RECYCLING ARCHIVE IMAGES IN FILMS

The practice of “recycling” existing documentary film material in contemporary documentary making: various examples which take different approaches to the use of archive footage will be presented and discussed. The journey will begin from the director’s own experience of working with archive footage, and the questions she has asked herself in various situations, depending on the nature of the project and the archive material used.

Through viewings of extracts of Marazzi’s and other directors’ films, the participants will be invited to reflect on the “reading” of historical images, both private and public, the cultural and gender interpretation, both conscious and unconscious, of visual representation, and the many ways of giving new meaning to the material. Alina Marazzi

Alina Marazzi 

Documentary, film and theatre director. She trained in London in the 1980’s. Initially, she collaborated with production companies (Studio Azzurro, Fabrica) and offered courses in socially disadvantage contexts (e.g. video workshops in prison).

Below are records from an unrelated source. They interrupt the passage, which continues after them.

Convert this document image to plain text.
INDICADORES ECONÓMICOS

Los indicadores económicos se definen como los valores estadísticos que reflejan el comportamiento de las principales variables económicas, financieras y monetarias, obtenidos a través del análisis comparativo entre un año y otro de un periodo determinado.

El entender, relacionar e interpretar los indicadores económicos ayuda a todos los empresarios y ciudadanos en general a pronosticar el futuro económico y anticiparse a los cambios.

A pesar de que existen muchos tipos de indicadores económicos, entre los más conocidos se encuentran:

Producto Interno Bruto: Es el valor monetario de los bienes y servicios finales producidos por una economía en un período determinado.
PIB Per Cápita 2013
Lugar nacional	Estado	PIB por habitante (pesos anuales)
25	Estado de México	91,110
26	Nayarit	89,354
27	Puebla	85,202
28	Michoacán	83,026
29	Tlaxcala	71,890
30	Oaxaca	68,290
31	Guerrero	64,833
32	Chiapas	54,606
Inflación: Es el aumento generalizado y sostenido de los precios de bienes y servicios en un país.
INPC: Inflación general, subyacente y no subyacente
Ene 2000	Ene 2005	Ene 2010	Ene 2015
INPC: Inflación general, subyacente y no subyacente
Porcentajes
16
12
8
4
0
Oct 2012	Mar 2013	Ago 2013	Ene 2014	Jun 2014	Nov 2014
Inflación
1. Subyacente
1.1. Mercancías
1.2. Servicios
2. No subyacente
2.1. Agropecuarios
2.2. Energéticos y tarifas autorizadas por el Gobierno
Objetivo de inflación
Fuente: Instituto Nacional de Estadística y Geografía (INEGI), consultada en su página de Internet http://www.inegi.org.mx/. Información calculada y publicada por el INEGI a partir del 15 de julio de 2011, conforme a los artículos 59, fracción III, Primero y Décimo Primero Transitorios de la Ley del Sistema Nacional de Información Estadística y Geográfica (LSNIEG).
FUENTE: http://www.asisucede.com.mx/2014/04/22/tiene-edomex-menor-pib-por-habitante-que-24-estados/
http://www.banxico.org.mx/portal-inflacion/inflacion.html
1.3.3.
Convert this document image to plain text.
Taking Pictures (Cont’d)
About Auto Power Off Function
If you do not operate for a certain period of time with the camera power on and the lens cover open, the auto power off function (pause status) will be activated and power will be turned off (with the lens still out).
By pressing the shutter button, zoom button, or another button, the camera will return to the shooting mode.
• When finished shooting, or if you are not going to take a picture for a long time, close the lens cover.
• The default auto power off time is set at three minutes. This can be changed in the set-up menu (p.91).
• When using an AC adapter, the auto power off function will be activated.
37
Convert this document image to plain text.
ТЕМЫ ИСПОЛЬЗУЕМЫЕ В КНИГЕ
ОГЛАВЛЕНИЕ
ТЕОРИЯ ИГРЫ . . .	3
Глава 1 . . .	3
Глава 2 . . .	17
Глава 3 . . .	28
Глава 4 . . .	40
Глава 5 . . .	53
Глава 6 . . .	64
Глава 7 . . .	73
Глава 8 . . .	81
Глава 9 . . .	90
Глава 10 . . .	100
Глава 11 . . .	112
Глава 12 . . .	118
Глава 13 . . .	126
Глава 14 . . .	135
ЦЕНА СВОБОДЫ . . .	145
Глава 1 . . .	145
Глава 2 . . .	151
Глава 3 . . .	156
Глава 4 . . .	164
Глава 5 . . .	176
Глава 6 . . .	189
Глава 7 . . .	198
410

Her main research topics are feminine subjectivity and the usage of memory images.

Un’ora sola ti vorrei (2002) is her first documentary film where the foundations of her poetry are laid, and it is created entirely from family footage – a portrait of a mother who died prematurely. Subsequently, she made Per Sempre (2005) on cloistered nuns, and the full-length archive film Vogliamo anche le rose (2007), on stories of women in the decade of sexual liberation. Both works are an investigation of femininity, which is also at the heart of her work of fiction, Tutto parla di te (2012) with Charlotte Rampling, a feature film on the dark side of motherhood.